We think Antonini reads more into Lindley than is there, or that appellant takes the latter principle out of context. The property at issue in Lindley consisted of two automobiles previously owned by a family partnership involving the wife's father, his children, and the husband, but transferred together with title certificates to the husband individually when he gave up his partnership interest. In that context it was stated that the wife, who claimed joint ownership, had, but failed to meet, the burden of showing that she had acquired a legal or equitable interest in the automobiles, to the exclusion of a reasonable doubt. Even if the standard stated in Lindley applies in the instant case, the standard of review is the presence of competent, substantial evidence.

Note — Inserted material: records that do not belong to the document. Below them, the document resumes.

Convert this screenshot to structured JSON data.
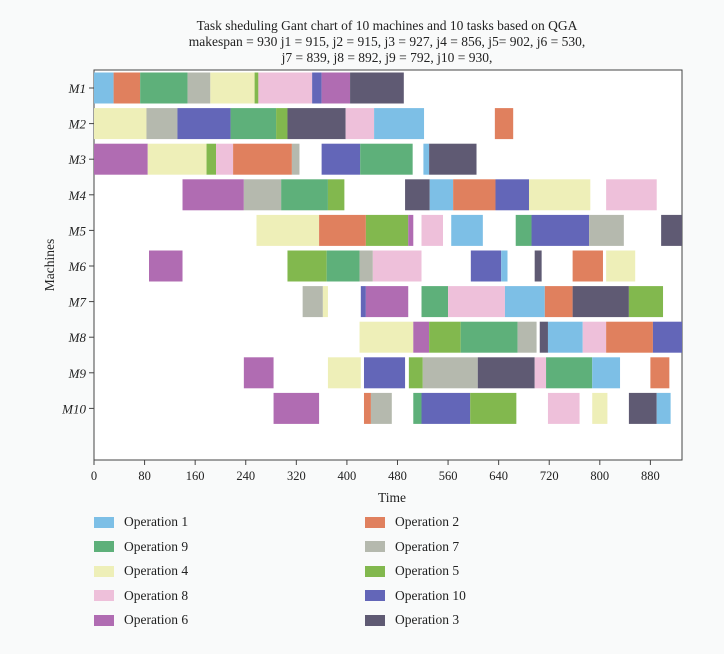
{
  "chart_data": {
    "type": "gantt",
    "title_lines": [
      "Task sheduling Gant chart of 10 machines and 10 tasks based on QGA",
      "makespan = 930 j1 = 915, j2 = 915, j3 = 927, j4 = 856, j5= 902, j6 = 530,",
      "j7 = 839, j8 = 892, j9 = 792, j10 = 930,"
    ],
    "xlabel": "Time",
    "ylabel": "Machines",
    "xlim": [
      0,
      930
    ],
    "xticks": [
      0,
      80,
      160,
      240,
      320,
      400,
      480,
      560,
      640,
      720,
      800,
      880
    ],
    "machines": [
      "M1",
      "M2",
      "M3",
      "M4",
      "M5",
      "M6",
      "M7",
      "M8",
      "M9",
      "M10"
    ],
    "legend_position": "bottom",
    "operations": [
      {
        "name": "Operation 1",
        "color": "#7dbfe6"
      },
      {
        "name": "Operation 2",
        "color": "#e0805e"
      },
      {
        "name": "Operation 9",
        "color": "#5eb07a"
      },
      {
        "name": "Operation 7",
        "color": "#b5b9ae"
      },
      {
        "name": "Operation 4",
        "color": "#eeefb8"
      },
      {
        "name": "Operation 5",
        "color": "#82b84e"
      },
      {
        "name": "Operation 8",
        "color": "#eec0da"
      },
      {
        "name": "Operation 10",
        "color": "#6366b8"
      },
      {
        "name": "Operation 6",
        "color": "#b06cb2"
      },
      {
        "name": "Operation 3",
        "color": "#5f5a73"
      }
    ],
    "tasks": [
      {
        "m": 0,
        "s": 0,
        "e": 31,
        "op": 0
      },
      {
        "m": 0,
        "s": 31,
        "e": 73,
        "op": 1
      },
      {
        "m": 0,
        "s": 73,
        "e": 148,
        "op": 2
      },
      {
        "m": 0,
        "s": 148,
        "e": 184,
        "op": 3
      },
      {
        "m": 0,
        "s": 184,
        "e": 254,
        "op": 4
      },
      {
        "m": 0,
        "s": 254,
        "e": 260,
        "op": 5
      },
      {
        "m": 0,
        "s": 260,
        "e": 345,
        "op": 6
      },
      {
        "m": 0,
        "s": 345,
        "e": 360,
        "op": 7
      },
      {
        "m": 0,
        "s": 360,
        "e": 405,
        "op": 8
      },
      {
        "m": 0,
        "s": 405,
        "e": 490,
        "op": 9
      },
      {
        "m": 1,
        "s": 0,
        "e": 83,
        "op": 4
      },
      {
        "m": 1,
        "s": 83,
        "e": 132,
        "op": 3
      },
      {
        "m": 1,
        "s": 132,
        "e": 216,
        "op": 7
      },
      {
        "m": 1,
        "s": 216,
        "e": 288,
        "op": 2
      },
      {
        "m": 1,
        "s": 288,
        "e": 306,
        "op": 5
      },
      {
        "m": 1,
        "s": 306,
        "e": 398,
        "op": 9
      },
      {
        "m": 1,
        "s": 398,
        "e": 443,
        "op": 6
      },
      {
        "m": 1,
        "s": 443,
        "e": 522,
        "op": 0
      },
      {
        "m": 1,
        "s": 634,
        "e": 663,
        "op": 1
      },
      {
        "m": 2,
        "s": 0,
        "e": 85,
        "op": 8
      },
      {
        "m": 2,
        "s": 85,
        "e": 178,
        "op": 4
      },
      {
        "m": 2,
        "s": 178,
        "e": 193,
        "op": 5
      },
      {
        "m": 2,
        "s": 193,
        "e": 220,
        "op": 6
      },
      {
        "m": 2,
        "s": 220,
        "e": 313,
        "op": 1
      },
      {
        "m": 2,
        "s": 313,
        "e": 325,
        "op": 3
      },
      {
        "m": 2,
        "s": 360,
        "e": 421,
        "op": 7
      },
      {
        "m": 2,
        "s": 421,
        "e": 504,
        "op": 2
      },
      {
        "m": 2,
        "s": 521,
        "e": 530,
        "op": 0
      },
      {
        "m": 2,
        "s": 530,
        "e": 605,
        "op": 9
      },
      {
        "m": 3,
        "s": 140,
        "e": 237,
        "op": 8
      },
      {
        "m": 3,
        "s": 237,
        "e": 296,
        "op": 3
      },
      {
        "m": 3,
        "s": 296,
        "e": 370,
        "op": 2
      },
      {
        "m": 3,
        "s": 370,
        "e": 396,
        "op": 5
      },
      {
        "m": 3,
        "s": 492,
        "e": 531,
        "op": 9
      },
      {
        "m": 3,
        "s": 531,
        "e": 568,
        "op": 0
      },
      {
        "m": 3,
        "s": 568,
        "e": 635,
        "op": 1
      },
      {
        "m": 3,
        "s": 635,
        "e": 688,
        "op": 7
      },
      {
        "m": 3,
        "s": 688,
        "e": 785,
        "op": 4
      },
      {
        "m": 3,
        "s": 810,
        "e": 890,
        "op": 6
      },
      {
        "m": 4,
        "s": 257,
        "e": 356,
        "op": 4
      },
      {
        "m": 4,
        "s": 356,
        "e": 430,
        "op": 1
      },
      {
        "m": 4,
        "s": 430,
        "e": 497,
        "op": 5
      },
      {
        "m": 4,
        "s": 497,
        "e": 505,
        "op": 8
      },
      {
        "m": 4,
        "s": 518,
        "e": 552,
        "op": 6
      },
      {
        "m": 4,
        "s": 565,
        "e": 615,
        "op": 0
      },
      {
        "m": 4,
        "s": 667,
        "e": 692,
        "op": 2
      },
      {
        "m": 4,
        "s": 692,
        "e": 783,
        "op": 7
      },
      {
        "m": 4,
        "s": 783,
        "e": 838,
        "op": 3
      },
      {
        "m": 4,
        "s": 897,
        "e": 930,
        "op": 9
      },
      {
        "m": 5,
        "s": 87,
        "e": 140,
        "op": 8
      },
      {
        "m": 5,
        "s": 306,
        "e": 368,
        "op": 5
      },
      {
        "m": 5,
        "s": 368,
        "e": 420,
        "op": 2
      },
      {
        "m": 5,
        "s": 420,
        "e": 441,
        "op": 3
      },
      {
        "m": 5,
        "s": 441,
        "e": 518,
        "op": 6
      },
      {
        "m": 5,
        "s": 596,
        "e": 644,
        "op": 7
      },
      {
        "m": 5,
        "s": 644,
        "e": 654,
        "op": 0
      },
      {
        "m": 5,
        "s": 697,
        "e": 708,
        "op": 9
      },
      {
        "m": 5,
        "s": 757,
        "e": 805,
        "op": 1
      },
      {
        "m": 5,
        "s": 810,
        "e": 856,
        "op": 4
      },
      {
        "m": 6,
        "s": 330,
        "e": 362,
        "op": 3
      },
      {
        "m": 6,
        "s": 362,
        "e": 370,
        "op": 4
      },
      {
        "m": 6,
        "s": 422,
        "e": 430,
        "op": 7
      },
      {
        "m": 6,
        "s": 430,
        "e": 497,
        "op": 8
      },
      {
        "m": 6,
        "s": 518,
        "e": 560,
        "op": 2
      },
      {
        "m": 6,
        "s": 560,
        "e": 650,
        "op": 6
      },
      {
        "m": 6,
        "s": 650,
        "e": 713,
        "op": 0
      },
      {
        "m": 6,
        "s": 713,
        "e": 757,
        "op": 1
      },
      {
        "m": 6,
        "s": 757,
        "e": 846,
        "op": 9
      },
      {
        "m": 6,
        "s": 846,
        "e": 900,
        "op": 5
      },
      {
        "m": 7,
        "s": 420,
        "e": 505,
        "op": 4
      },
      {
        "m": 7,
        "s": 505,
        "e": 530,
        "op": 8
      },
      {
        "m": 7,
        "s": 530,
        "e": 580,
        "op": 5
      },
      {
        "m": 7,
        "s": 580,
        "e": 670,
        "op": 2
      },
      {
        "m": 7,
        "s": 670,
        "e": 700,
        "op": 3
      },
      {
        "m": 7,
        "s": 705,
        "e": 718,
        "op": 9
      },
      {
        "m": 7,
        "s": 718,
        "e": 773,
        "op": 0
      },
      {
        "m": 7,
        "s": 773,
        "e": 810,
        "op": 6
      },
      {
        "m": 7,
        "s": 810,
        "e": 884,
        "op": 1
      },
      {
        "m": 7,
        "s": 884,
        "e": 930,
        "op": 7
      },
      {
        "m": 8,
        "s": 237,
        "e": 284,
        "op": 8
      },
      {
        "m": 8,
        "s": 370,
        "e": 422,
        "op": 4
      },
      {
        "m": 8,
        "s": 427,
        "e": 492,
        "op": 7
      },
      {
        "m": 8,
        "s": 498,
        "e": 520,
        "op": 5
      },
      {
        "m": 8,
        "s": 520,
        "e": 607,
        "op": 3
      },
      {
        "m": 8,
        "s": 607,
        "e": 697,
        "op": 9
      },
      {
        "m": 8,
        "s": 697,
        "e": 715,
        "op": 6
      },
      {
        "m": 8,
        "s": 715,
        "e": 788,
        "op": 2
      },
      {
        "m": 8,
        "s": 788,
        "e": 832,
        "op": 0
      },
      {
        "m": 8,
        "s": 880,
        "e": 910,
        "op": 1
      },
      {
        "m": 9,
        "s": 284,
        "e": 356,
        "op": 8
      },
      {
        "m": 9,
        "s": 427,
        "e": 438,
        "op": 1
      },
      {
        "m": 9,
        "s": 438,
        "e": 471,
        "op": 3
      },
      {
        "m": 9,
        "s": 505,
        "e": 518,
        "op": 2
      },
      {
        "m": 9,
        "s": 518,
        "e": 595,
        "op": 7
      },
      {
        "m": 9,
        "s": 595,
        "e": 668,
        "op": 5
      },
      {
        "m": 9,
        "s": 718,
        "e": 768,
        "op": 6
      },
      {
        "m": 9,
        "s": 788,
        "e": 812,
        "op": 4
      },
      {
        "m": 9,
        "s": 846,
        "e": 890,
        "op": 9
      },
      {
        "m": 9,
        "s": 890,
        "e": 912,
        "op": 0
      }
    ]
  }
}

Appellant says that because of the title transfer as to three pieces of real property that took place before the marriage, the husband could claim only his tenancy in common interest as special equity. By implication, the wife is saying that she brought her tenancy in common interest in those parcels into the marriage with her, and therefore should retain those interests at dissolution. This reading of the law can be correct only if the language of Canakaris and other cases is read mechanically. The result of such a reading is that a transfer of property rights in contemplation of marriage is to be handled differently from a similar transfer at the time of marriage or after the wedding ceremony. In the former situation, says the wife, each of the parties gets to keep the interest he or she had as a result of the premarital transfer; albeit when there has been a transfer of property after the parties were already married, it is possible at marriage dissolution for the transferring parties to show there was no donative intent and prove a special equity. The law cannot be so nonsensical. Why would society make a purported premarital "gift" sacrosanct, when it allows the transferor to show otherwise if the "gift" was made during the marriage?

*98 The husband rebuts the wife's argument by citing Ward v. Ward, 476 So.2d 1292 (Fla. 4th DCA 1985), and cases cited therein. In Ward it was held that the wife's mere conjecture that the husband may have intended a gift, in the face of his contrary assertion, could not overcome the husband's special equity in the condominium he purchased entirely with money he earned before the marriage. Ward differs factually from the instant case in that there the transfer of title apparently took place after the pair married. However, a quote in Ward from Brown v. Brown, 429 So.2d 846, 847 (Fla. 4th DCA 1983), quoting in turn Ball v. Ball, 335 So.2d 5, 7 (Fla. 1976), states law which seems to apply regardless of the timing of such a title transfer. The key statement is "that a special equity is created by an unrebutted showing ... that all of the consideration for property held as tenants by the entireties was supplied by one spouse from a source clearly unconnected with the marital relationship." The Ball court went on to say that absent contradictory evidence that a gift was intended the property should be awarded to the transferring spouse as if he created the tenancy solely for survivorship purposes during coverture.